Russian, Turkish and Iranian presidents will meet Thursday in Russia’s coastal city of Sochi for a summit on Syria.

REGIONAL ISSUES, BILATERAL RELATIONS

According to a Turkish Presidency statement on Wednesday, President Recep Tayyip Erdoğan will depart for Russia from Turkey on Thursday to attend the fourth trilateral summit on Syria. Russia’s Vladimir Putin and Iran’s Hassan Rouhani will also attend the summit, the statement added.

The joint efforts, conducted on the ground and within the political process by the Astana Platform in order to find a lasting solution to the Syrian conflict, will be reviewed at the summit,” it read. “Erdoğan will address regional issues and bilateral relations during his bilateral meetings with Russian and Iranian counterparts,” it said.

US WITHDRAWAL IS ON THE AGENDA

Syria has been locked in a vicious civil war since early 2011, when the Assad regime cracked down on protesters with unexpected ferocity. Since then, hundreds of thousands of people are believed to have been killed and millions more displaced by the conflict. First met in Sochi in 2017, the three leaders are expected to concentrate on the long-term settlement of the Syrian crisis at the fourth meeting slated for Thursday. They will also discuss the increased violence in Syria’s northwestern Idlib, US withdrawal from Syria, and the ongoing efforts to form a Syrian constitutional committee.

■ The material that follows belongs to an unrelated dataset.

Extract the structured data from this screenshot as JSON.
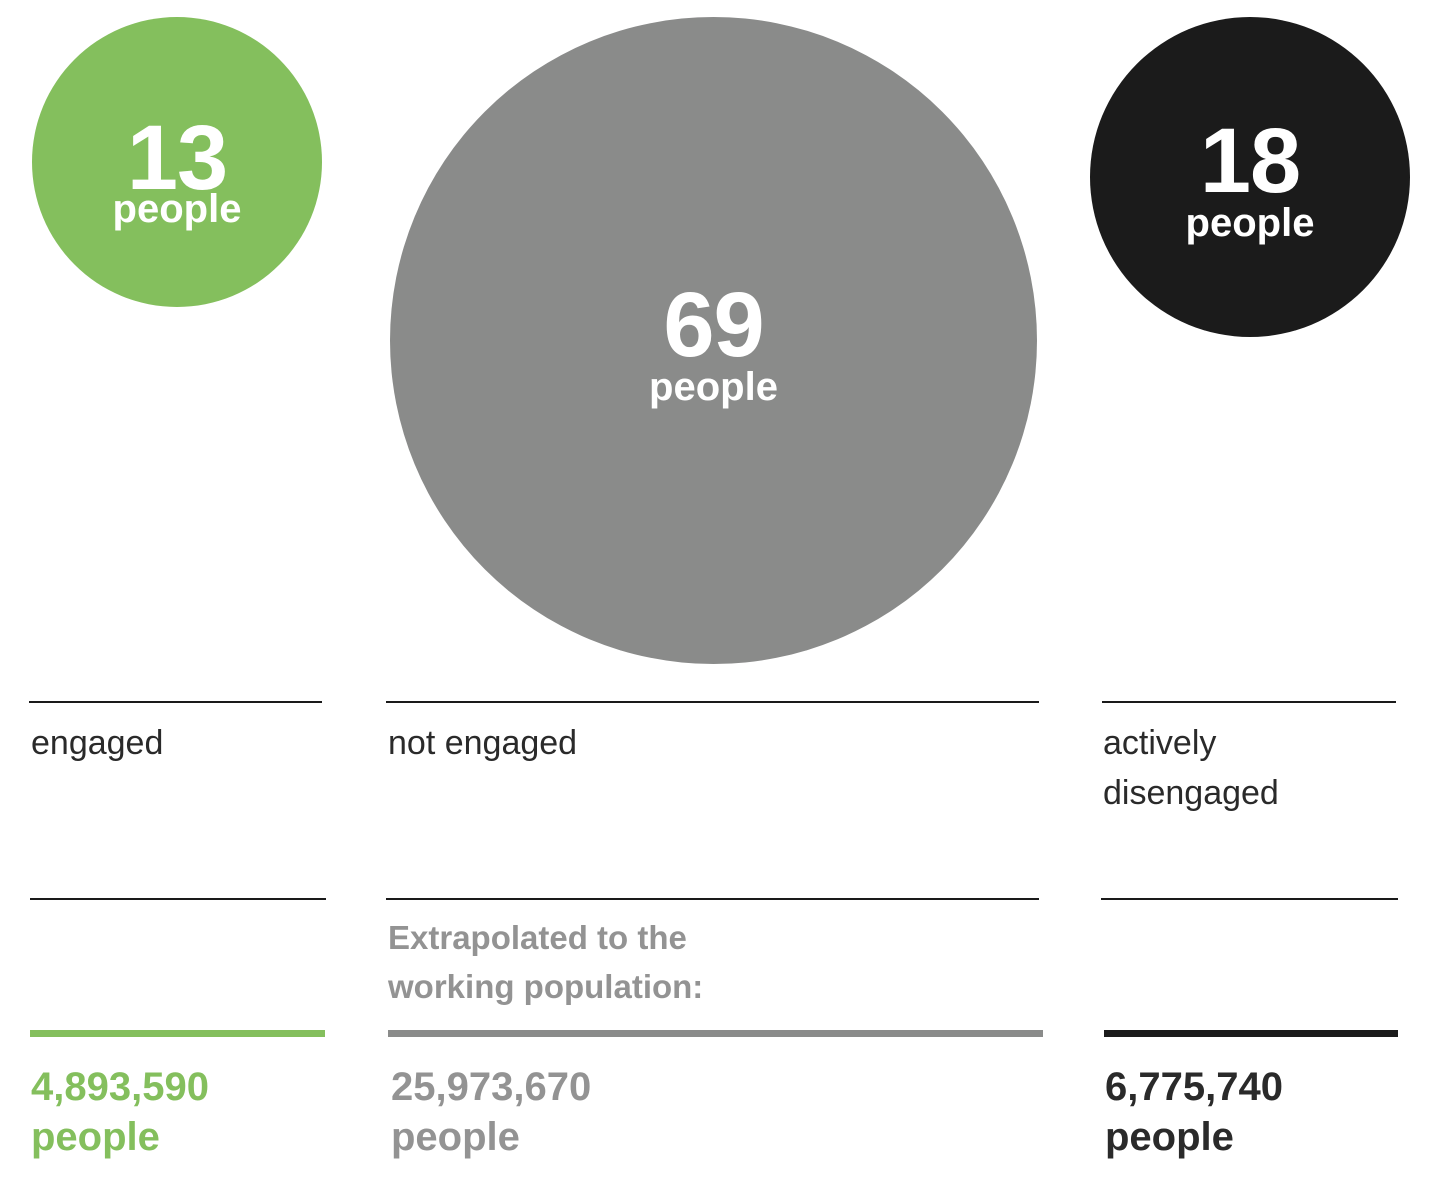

Turkey and Russia, together with Iran, are the guarantor countries which brokered a cease-fire in Syria in December 2016, leading to the Astana talks, which are running parallel to the Geneva talks. The last trilateral summit was held in Iranian capital Tehran with a focus on the latest situation in the de-escalation zone in Idlib. It wrapped up with the call on a cease-fire in Idlib. After a Sochi meeting between Erdoğan and Putin last September, the two sides agreed to set up a demilitarized zone — in which acts of aggression are expressly prohibited — in Idlib.

The following month saw all heavy weapons withdrawn from the de-escalation zone by Syrian opposition and anti-regime groups. Nevertheless, according to the White Helmets, at least 30 people in Idlib were killed in January, including women and children, while another 180 were injured — in Idlib, Hama and Latakia — by regime drone attacks and artillery fire.

Last month also saw the regime targeting Idlib’s southeastern countryside, along with rural parts of the Aleppo, Latakia and Hama provinces.